Contract awarded for new Belen indoor pool


If things go according to plan, Belen High School will have a new indoor aquatic center at the start of the 2015-2016 school year.

In a recent special meeting, the Belen Board of Education awarded a $7 million contract to Bradbury Stamm to build the long-awaited swimming complex.

The nearly 25,000-square-foot facility will have two pools, one for competitive swimming and the other for diving.

Belen Schools Superintendent Ron Marquez said the project will have a long-standing positive impact on the area, such as hands-on learning opportunities.

"It's great for our community," Marquez said. "There might be a time or two that we take some of our students from building trades, woods, auto mechanics or maybe a social studies class on an actual tour of a construction site. Of course with all the necessary safety precautions in place."

Bradbury Stamm received the contract after earning the most points during the evaluation process despite submitting the most expensive proposal. Overall, their $6,672,100 base bid was about $310,000 more than the lowest offeror, TA Cole and Sons, and $2,100 less than the second highest, Jaynes.

The two other companies that submitted a response were Flintco and KL House.

Since all price bids came well under the $7 million budget, the companies were allowed to include the cost for three alternate projects in their final bid that includes a concrete tunnel to connect to the existing pool, a seating section and a scoreboard and timer.

School board President Sam Chavez said he is pleased that the project came in under budget because it allows the contractors to complete the project at one time.

The company was able to receive the contract while having the highest bid because the scoring formula placed more emphasis on qualifications compared to price.

"They were rated on past performances and familiarity with projects of this nature," BCS Director of Business and Finance George Perea told board members.

"This bid was highly weighted towards qualifications. Sixty percent on qualifications and 40 percent on price."

School officials said they will conduct a pre-construction meeting to finalize the time line, once all parties sign the contract. Construction is expected to begin in early 2014.

During the discussion portion of the special meeting school board Vice President Larry Lindberg expressed safety concerns.

"Please supervise this," Lindberg said, speaking to Bradbury Stamm Executive Vice President Dennis Towne as he stood for questions and comments.

"Please have your guys take the keys out of the equipment. Kids aren't bad but they do crazy things. It might behoove you to have a security guard on duty from time to time."

Towne assured Lindberg that Bradbury Stamm had the experience necessary to safely complete the project.
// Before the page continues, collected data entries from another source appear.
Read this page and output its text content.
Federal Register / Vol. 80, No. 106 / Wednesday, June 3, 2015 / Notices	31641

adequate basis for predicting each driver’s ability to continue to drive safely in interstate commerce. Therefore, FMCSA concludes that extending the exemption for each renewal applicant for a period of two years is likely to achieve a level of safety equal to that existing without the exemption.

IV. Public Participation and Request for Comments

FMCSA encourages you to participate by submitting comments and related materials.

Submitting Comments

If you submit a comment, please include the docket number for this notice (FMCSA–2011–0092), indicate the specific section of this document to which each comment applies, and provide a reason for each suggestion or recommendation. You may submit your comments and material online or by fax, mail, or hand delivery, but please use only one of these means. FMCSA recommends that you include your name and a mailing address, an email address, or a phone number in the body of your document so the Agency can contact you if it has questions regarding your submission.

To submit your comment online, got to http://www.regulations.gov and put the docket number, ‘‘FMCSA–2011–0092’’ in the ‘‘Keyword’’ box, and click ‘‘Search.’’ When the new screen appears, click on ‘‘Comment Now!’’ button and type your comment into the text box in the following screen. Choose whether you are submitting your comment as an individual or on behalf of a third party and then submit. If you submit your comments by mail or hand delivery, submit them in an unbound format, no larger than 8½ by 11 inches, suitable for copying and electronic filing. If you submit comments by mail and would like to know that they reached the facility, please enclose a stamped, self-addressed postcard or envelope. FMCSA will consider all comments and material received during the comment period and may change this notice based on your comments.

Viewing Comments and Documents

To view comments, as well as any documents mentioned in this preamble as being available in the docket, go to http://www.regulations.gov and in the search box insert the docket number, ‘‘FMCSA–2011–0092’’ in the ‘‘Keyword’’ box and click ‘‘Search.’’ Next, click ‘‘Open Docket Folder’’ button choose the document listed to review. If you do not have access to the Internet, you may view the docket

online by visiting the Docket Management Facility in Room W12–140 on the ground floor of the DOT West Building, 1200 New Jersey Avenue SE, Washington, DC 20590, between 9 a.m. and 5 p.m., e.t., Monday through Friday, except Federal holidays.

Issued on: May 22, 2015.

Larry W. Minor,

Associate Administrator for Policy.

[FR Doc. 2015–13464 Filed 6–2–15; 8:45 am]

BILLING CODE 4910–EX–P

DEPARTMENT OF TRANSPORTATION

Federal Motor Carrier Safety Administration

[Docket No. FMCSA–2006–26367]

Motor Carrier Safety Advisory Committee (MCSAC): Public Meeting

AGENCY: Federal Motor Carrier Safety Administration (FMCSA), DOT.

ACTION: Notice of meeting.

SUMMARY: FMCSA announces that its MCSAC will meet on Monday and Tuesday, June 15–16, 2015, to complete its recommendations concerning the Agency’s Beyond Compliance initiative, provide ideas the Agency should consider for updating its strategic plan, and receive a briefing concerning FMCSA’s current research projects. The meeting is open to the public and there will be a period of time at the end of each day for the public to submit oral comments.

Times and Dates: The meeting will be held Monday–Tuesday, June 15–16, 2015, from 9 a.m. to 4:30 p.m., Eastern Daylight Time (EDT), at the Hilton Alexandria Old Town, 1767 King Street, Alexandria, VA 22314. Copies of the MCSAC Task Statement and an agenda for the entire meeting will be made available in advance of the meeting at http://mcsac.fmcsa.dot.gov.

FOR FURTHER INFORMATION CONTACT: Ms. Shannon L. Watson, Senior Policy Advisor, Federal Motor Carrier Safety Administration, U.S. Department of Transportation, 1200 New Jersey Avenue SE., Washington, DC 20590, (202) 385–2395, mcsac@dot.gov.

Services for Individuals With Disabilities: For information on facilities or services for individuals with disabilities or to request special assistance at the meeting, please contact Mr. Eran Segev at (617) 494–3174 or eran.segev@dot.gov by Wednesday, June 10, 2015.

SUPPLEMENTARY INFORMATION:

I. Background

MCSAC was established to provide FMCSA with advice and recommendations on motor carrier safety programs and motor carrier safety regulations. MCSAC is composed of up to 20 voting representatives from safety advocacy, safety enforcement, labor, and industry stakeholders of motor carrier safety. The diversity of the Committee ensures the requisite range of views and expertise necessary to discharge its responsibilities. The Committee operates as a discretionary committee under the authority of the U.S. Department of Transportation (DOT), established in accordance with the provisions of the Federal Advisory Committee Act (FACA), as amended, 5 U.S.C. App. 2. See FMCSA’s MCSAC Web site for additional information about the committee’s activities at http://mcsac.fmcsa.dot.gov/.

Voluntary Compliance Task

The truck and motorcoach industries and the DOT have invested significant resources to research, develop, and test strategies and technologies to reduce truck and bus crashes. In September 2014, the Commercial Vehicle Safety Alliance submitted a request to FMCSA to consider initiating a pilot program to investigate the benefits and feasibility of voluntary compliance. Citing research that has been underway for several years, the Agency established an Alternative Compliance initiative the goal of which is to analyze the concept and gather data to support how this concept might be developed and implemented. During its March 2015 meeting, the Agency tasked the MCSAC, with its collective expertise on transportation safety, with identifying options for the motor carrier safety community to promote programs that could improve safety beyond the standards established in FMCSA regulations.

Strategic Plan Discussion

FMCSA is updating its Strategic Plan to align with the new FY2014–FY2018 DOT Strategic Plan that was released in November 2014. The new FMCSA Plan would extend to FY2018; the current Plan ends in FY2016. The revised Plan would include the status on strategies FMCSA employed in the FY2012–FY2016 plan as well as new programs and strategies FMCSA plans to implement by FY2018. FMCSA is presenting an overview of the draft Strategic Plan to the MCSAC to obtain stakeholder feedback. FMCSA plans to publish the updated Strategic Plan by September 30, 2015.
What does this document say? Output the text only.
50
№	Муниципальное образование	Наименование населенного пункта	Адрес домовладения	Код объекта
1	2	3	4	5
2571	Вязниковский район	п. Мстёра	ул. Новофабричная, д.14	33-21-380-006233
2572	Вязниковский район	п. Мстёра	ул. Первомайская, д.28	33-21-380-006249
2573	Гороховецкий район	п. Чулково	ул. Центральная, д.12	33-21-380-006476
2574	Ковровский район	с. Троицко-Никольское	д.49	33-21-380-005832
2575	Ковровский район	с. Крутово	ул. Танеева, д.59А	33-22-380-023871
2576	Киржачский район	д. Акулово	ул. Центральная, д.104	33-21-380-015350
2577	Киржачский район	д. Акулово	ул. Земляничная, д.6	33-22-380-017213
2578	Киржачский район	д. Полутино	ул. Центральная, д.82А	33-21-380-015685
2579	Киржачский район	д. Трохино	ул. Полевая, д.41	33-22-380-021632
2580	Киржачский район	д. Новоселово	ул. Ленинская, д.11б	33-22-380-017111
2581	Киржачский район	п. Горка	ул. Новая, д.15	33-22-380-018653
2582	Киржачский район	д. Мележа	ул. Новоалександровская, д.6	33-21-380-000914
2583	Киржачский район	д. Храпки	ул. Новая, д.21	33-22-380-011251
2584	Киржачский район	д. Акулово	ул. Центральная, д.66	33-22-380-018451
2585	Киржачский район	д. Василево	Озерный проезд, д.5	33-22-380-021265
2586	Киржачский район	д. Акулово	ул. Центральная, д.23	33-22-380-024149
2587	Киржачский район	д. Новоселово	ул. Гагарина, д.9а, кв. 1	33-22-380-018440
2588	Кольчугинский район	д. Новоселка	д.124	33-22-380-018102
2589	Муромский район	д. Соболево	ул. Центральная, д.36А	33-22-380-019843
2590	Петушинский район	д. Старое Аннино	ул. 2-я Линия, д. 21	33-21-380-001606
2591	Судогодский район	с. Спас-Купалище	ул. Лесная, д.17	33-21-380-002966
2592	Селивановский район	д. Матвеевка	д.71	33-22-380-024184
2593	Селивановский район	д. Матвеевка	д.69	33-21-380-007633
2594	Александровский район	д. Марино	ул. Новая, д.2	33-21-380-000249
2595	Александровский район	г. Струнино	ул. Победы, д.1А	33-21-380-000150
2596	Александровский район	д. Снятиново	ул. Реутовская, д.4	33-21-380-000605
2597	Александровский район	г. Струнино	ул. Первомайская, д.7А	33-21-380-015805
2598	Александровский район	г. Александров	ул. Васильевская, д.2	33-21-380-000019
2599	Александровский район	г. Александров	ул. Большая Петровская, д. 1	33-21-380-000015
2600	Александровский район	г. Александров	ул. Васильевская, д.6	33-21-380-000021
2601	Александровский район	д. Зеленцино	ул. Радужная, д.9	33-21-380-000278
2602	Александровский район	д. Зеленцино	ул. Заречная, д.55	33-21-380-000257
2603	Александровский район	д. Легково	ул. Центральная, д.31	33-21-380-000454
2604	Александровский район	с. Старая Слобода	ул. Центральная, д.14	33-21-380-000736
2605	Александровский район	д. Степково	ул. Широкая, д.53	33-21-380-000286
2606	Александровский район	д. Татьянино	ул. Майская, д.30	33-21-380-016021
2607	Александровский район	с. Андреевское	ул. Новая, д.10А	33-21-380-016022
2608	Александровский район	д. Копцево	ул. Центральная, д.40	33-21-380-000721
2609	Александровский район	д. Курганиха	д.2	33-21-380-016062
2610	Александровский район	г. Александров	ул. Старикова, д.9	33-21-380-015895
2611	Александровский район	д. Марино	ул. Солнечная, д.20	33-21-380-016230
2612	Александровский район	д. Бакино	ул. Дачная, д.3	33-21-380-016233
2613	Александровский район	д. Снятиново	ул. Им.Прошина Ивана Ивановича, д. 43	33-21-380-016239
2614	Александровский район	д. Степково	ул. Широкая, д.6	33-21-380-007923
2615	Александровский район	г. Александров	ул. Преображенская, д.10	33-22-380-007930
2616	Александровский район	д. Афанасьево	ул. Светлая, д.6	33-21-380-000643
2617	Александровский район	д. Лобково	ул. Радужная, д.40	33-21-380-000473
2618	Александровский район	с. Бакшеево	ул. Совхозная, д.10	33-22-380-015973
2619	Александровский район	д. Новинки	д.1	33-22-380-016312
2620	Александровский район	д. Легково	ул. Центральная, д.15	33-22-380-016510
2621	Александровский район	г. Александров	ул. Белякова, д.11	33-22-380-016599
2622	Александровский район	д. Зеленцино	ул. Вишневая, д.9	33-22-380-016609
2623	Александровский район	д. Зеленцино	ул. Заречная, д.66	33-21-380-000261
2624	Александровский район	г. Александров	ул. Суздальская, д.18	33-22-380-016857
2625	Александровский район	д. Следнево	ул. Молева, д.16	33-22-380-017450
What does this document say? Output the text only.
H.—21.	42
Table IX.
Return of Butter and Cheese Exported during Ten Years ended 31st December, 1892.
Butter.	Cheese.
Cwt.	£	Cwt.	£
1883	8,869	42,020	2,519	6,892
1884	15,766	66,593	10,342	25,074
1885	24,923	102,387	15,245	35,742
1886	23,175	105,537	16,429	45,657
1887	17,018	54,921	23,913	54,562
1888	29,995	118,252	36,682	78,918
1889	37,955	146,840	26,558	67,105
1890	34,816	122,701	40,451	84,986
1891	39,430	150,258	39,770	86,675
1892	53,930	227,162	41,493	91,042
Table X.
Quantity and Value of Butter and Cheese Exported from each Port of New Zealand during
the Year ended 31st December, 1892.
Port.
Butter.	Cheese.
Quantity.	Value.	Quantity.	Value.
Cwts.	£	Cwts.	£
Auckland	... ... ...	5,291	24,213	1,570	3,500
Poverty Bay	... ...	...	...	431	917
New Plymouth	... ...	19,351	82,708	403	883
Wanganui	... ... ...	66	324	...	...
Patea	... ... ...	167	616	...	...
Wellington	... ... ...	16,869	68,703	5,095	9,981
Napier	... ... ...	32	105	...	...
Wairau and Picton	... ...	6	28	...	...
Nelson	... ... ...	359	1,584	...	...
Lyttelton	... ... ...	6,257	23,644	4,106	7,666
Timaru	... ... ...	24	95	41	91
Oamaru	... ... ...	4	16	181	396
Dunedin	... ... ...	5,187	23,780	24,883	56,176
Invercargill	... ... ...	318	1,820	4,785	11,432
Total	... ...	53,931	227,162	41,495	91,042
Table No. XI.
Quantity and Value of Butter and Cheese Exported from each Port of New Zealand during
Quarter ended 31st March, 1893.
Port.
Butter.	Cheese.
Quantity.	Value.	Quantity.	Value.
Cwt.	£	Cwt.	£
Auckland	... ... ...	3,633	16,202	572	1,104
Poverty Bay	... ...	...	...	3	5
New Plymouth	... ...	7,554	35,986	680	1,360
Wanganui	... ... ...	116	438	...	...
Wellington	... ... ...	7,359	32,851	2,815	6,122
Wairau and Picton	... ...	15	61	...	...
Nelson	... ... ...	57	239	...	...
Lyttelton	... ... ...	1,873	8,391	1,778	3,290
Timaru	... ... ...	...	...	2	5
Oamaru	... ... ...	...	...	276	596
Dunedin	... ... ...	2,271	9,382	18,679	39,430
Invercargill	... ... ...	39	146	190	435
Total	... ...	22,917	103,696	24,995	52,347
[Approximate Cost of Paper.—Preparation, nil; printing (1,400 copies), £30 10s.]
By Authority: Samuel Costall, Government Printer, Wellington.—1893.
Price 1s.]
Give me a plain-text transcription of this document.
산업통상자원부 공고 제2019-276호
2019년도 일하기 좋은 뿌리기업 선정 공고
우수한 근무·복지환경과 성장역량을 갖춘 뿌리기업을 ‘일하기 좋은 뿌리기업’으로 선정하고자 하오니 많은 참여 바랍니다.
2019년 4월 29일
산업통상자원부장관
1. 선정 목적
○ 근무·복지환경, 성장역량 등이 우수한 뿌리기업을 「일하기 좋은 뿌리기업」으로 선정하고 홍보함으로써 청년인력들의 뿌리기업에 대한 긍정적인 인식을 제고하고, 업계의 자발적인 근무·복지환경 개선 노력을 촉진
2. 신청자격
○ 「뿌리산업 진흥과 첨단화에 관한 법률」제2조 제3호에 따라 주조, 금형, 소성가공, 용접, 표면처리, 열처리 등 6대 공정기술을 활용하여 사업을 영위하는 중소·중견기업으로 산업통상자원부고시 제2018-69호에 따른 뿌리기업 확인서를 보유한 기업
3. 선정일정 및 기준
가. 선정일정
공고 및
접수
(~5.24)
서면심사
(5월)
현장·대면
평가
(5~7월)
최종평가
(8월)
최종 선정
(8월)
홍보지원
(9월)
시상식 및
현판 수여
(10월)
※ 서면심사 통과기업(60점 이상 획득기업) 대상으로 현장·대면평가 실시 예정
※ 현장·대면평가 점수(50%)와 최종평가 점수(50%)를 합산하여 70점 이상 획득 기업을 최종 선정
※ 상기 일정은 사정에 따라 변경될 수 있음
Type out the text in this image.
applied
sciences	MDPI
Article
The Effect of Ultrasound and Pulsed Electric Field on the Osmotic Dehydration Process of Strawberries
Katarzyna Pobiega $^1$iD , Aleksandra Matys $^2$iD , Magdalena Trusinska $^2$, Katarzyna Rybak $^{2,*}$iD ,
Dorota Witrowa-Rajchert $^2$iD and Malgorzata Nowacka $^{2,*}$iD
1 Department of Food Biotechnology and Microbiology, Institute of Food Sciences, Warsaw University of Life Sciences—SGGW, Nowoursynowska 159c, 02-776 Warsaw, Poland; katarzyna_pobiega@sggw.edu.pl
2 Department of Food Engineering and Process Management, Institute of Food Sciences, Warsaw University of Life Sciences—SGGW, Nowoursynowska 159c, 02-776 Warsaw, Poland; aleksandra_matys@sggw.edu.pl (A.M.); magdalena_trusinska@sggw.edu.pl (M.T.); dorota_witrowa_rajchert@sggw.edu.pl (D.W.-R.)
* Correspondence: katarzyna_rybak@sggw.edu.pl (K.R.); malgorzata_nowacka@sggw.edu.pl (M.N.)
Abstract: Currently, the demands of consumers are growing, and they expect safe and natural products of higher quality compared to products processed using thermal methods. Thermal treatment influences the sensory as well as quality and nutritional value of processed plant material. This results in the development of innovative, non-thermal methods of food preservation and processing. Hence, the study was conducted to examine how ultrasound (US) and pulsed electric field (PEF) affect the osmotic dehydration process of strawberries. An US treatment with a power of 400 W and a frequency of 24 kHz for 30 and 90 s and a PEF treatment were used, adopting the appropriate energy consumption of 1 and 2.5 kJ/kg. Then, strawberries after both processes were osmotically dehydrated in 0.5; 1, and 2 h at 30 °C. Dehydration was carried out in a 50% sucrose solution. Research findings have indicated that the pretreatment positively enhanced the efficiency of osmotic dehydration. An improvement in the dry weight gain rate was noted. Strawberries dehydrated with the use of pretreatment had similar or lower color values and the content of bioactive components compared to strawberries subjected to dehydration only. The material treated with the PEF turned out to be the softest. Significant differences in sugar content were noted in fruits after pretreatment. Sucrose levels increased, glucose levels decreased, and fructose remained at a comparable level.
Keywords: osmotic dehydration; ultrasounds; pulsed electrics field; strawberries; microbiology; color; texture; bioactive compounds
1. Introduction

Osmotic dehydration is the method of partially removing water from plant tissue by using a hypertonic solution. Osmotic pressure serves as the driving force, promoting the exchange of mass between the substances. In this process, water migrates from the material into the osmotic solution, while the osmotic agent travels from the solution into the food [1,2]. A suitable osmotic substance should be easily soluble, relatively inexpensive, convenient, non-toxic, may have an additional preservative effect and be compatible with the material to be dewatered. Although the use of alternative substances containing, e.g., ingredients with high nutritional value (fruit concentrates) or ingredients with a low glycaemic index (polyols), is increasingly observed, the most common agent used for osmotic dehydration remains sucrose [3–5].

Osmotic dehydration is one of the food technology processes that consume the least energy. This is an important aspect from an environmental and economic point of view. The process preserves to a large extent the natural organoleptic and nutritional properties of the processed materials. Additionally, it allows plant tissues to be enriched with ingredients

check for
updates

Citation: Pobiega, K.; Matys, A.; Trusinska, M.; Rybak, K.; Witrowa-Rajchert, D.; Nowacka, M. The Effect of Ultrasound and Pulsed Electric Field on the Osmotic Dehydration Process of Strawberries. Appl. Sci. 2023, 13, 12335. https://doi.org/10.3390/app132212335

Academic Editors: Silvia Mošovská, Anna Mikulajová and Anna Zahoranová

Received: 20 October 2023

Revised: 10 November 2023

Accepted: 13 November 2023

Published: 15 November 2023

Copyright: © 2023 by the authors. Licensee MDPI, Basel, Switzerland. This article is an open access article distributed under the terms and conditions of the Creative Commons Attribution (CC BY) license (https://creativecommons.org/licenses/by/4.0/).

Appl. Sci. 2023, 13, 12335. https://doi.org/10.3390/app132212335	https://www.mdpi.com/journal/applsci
"It is bit presumptuous of me, but I am going to assume that a big part of why we have made it this far is because of our experience working on existing sites and existing schools both K through 12 as well as higher ed," Towne said. "We also do background checks on all of our employees who go onto a school site."

Chavez asked Towne if his company would be adding staff for the project, would he consider hiring locals.

"If you are going to be hiring additional labor, I ask that you look within Valencia County," Chavez said.

"I can't force you, but I can make the request that you assist our community by hiring individuals or buying local. I think we would look upon that very favorably."

Towne said once the project is underway, he estimates that it will take approximately 80 to 90 workers to complete the estimated 14-month-long project.

The aquatic complex, which has been on the school district's master plan since 2006, has experienced some setbacks.

In the fall of 2011, district administrators announced they would be delaying the sale of $13 million in general obligation bonds, which included the pool's funding, to get better interest rates.

Auditors gave the district's 2009-10 and 2010-11 audits unfavorable opinions that led to a poor credit rating and higher interest rates.

At the end of the summer, the district received the first installment from the nearly $24 million in bond sales BCS school district voters approved February 2011.

The funds became available after school officials traveled to Texas this past summer to present their case for lowered interest rates to one of the nation's leading credit rating agencies.